En mi primera semana en el programa, dije que yo vine por esa visión que compartió John Robinson en su charla TED. «Que las universidades, por ser un sólo cuerpo, pueden tomar acciones y…» Fui interrumpido. Toda la primera fila —directivos y docentes— se reía. Menos mal me dieron una explicación: es imposible ponerse de acuerdo para gobernar la universidad. Al poco tiempo renunció el presidente de UBC y pasaron meses antes de que uno nuevo se instalara.

Yo mismo venía huyendo de Ecuador tras la fea experiencia de sentirme acosado por «radicalizarme». No se asusten, es sólo una palabra extrema. Lo que en realidad había hecho era divulgar información sobre vigilancia que era de dominio público. Tal vez tratando de aplicar en la vida real el concepto de mi cuento sobre el bullying (a la clase política) como un camino al desarrollo. Hubo gente que vio que estaba asustado y me ofreció ayuda pero la gran mayoría ¿y por qué sería diferente? no se enteró o tuvo un miedo tan paralizante como el mío. Y mientras más tiempo ha pasado (y menos calientes andan las pasiones y resentimientos) veo algo de forma más clara. «Cambiar el mundo» es el resultado de una tormenta perfecta. Sea que se refieran a hacerle frente al calentamiento global, al crimen privado, corporativo o estatal, a defender los derechos de la naturaleza; hay muchas cosas que deben suceder.
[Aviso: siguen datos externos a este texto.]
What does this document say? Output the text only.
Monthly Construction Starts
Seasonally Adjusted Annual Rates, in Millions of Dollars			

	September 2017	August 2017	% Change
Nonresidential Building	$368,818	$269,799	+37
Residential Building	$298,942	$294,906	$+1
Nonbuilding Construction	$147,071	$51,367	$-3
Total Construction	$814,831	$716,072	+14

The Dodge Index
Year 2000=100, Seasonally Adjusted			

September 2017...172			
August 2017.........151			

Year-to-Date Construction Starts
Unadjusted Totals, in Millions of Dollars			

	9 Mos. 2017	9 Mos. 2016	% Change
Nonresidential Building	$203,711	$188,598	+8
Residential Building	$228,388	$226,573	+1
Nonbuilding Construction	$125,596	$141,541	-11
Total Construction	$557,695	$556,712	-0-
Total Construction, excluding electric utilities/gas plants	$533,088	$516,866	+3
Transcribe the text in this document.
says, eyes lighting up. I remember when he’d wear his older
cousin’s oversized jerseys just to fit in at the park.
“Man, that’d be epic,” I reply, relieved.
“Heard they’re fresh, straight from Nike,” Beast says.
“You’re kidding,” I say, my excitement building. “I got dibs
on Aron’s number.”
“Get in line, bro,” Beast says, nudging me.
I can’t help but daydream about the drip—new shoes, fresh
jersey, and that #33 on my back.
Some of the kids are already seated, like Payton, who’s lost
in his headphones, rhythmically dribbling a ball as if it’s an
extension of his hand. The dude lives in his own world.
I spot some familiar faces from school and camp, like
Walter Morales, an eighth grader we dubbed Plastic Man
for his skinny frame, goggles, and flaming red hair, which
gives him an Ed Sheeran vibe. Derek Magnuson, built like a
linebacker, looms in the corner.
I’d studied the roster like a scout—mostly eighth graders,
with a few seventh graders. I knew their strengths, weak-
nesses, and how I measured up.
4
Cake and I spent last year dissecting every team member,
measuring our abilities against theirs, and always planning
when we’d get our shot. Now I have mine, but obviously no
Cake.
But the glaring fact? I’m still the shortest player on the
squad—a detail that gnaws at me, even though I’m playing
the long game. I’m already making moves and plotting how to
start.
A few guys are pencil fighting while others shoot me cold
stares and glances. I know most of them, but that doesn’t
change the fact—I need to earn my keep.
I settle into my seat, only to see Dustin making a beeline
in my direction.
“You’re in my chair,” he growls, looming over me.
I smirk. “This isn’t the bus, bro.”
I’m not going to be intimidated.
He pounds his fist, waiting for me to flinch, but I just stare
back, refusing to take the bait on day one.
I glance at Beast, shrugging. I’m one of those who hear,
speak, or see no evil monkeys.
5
Cuando alguien quiere cambiar el mundo, al punto de pensar en volverse mártir (aunque sea de forma simbólica), usualmente piensa que existe una solución directa y evidente. «La gente tiene que dejar de usar petróleo», «no tienen que explotar el Yasuní», «hay que quitarles las armas a todos». Que en la mayoría de casos, es culpa de un grupo de poder interesado y de la ignorancia popular. No piensan que la gente es bruta, nada más entienden que no saben lo suficiente. Pero incluso en este escenario, las cosas son mucho más complicadas.

Si la gente no sabe ¿se le puede enseñar?
Se se le enseña ¿le importará?
Si le importa ¿hará algo al respecto?
Si hace algo ¿tendrá un efecto en el grupo que ostenta el poder?
Si el grupo de poder es afectado ¿realmente son ellos quienes toman la decisión final? ¿existe una alternativa viable?
Si existe una alternativa viable ¿es el momento adecuado?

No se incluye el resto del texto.